El sacerdote Juan A. Hernández, representante de la Arquidiócesis de Tegucigalpa y vicario de la Basílica de Suyapa, rechazó públicamente la interpretación del abogado y analista político Rafael Jerez sobre la caminata del 16 de agosto, convocada por las iglesias Católica y Evangélica.
Jerez había calificado la movilización como un “acontecimiento histórico que el oficialismo no pudo controlar”, sugiriendo que la marcha fue una muestra de resistencia ciudadana frente al gobierno.
Esa lectura, cargada de connotaciones políticas, fue la que provocó la respuesta del religioso, quien cuestionó la objetividad del comentario.
Con un tono directo, Hernández le replicó: “Con todo respeto Rafa. Usted no es la voz objetiva de la realidad nacional, usted defiende una línea partidista propia de quienes representan a la oposición. Por tanto, eso no se fundamenta en un espíritu evangélico”.
Perfil del sacerdote Juan A. Hernández
- Sacerdote católico de la Arquidiócesis de Tegucigalpa, con servicio pastoral en la Basílica de Suyapa.
- Formación académica: Máster universitario en Filosofía y máster en Bioética por la Universidad Pontificia Comillas (España).
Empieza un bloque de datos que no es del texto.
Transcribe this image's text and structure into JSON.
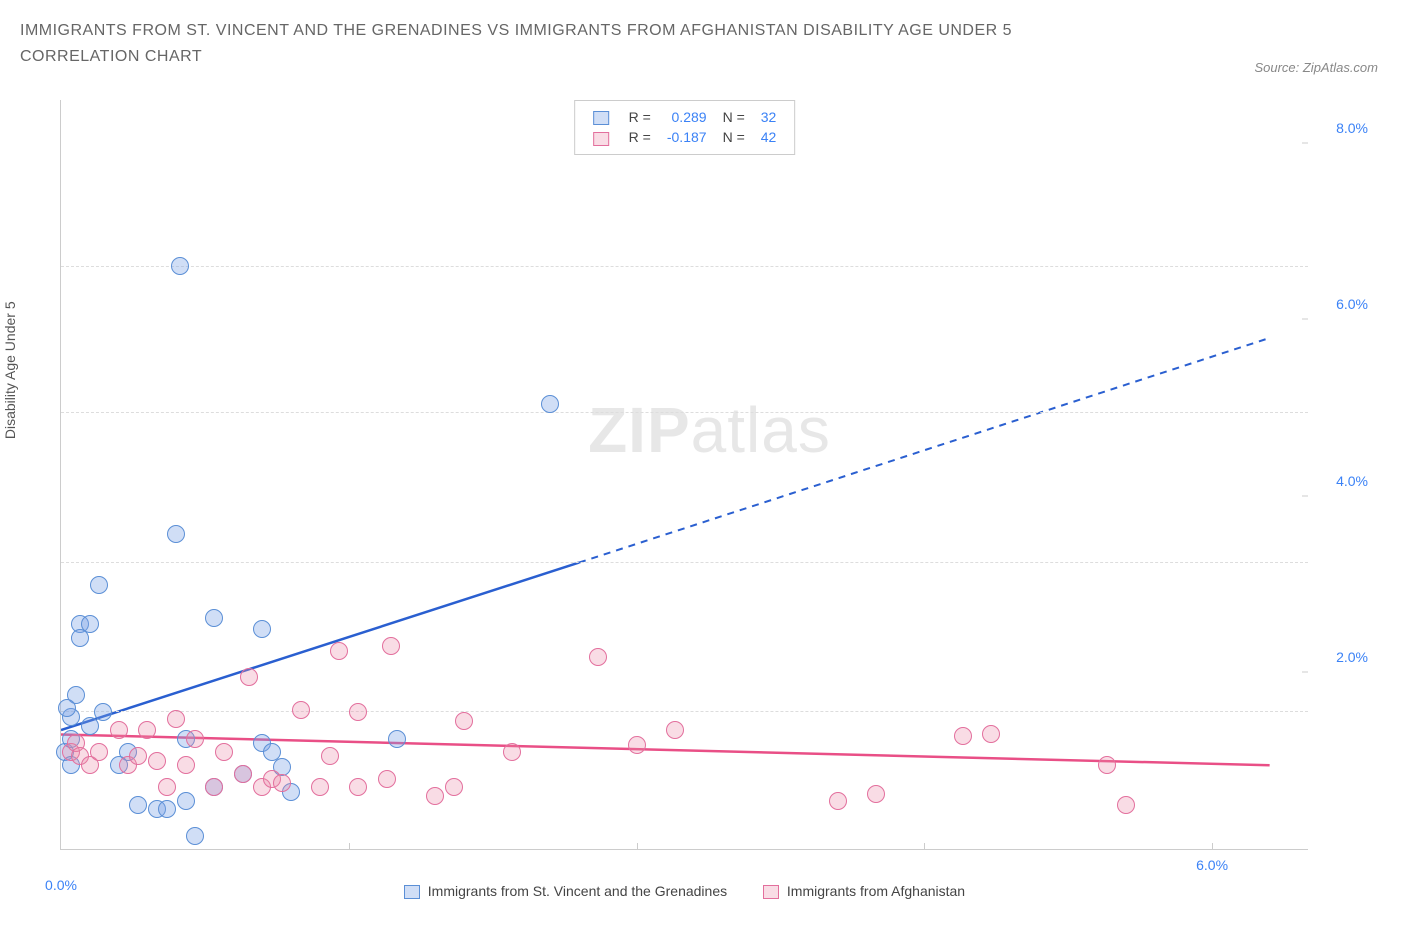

- Vinculación cívica: Miembro de la Asamblea del Consejo Nacional Anticorrupción (CNA) en calidad de representante de la Arquidiócesis, lo que lo sitúa en debates de ética pública y transparencia.
La caminata, aunque fue presentada como jornada de oración, en múltiples ciudades se observaron consignas políticas y presencia de figuras partidarias.
Incluso parroquias católicas expresaron reparos.
En un mensaje público, la Parroquia San Luis, Santa Bárbara, advirtió que “lo que debía tener como objetivo orar por el país, se convirtió en política” y llamó a no dividir a los hondureños en torno a colores partidarios.
Dirigentes opositores intentaron apropiarse del relato de la jornada para presentarla como un voto de censura al gobierno.
Esa lectura —difundida en redes por políticos y opinadores— reforzó la percepción de que la caminata fue instrumentalizada políticamente.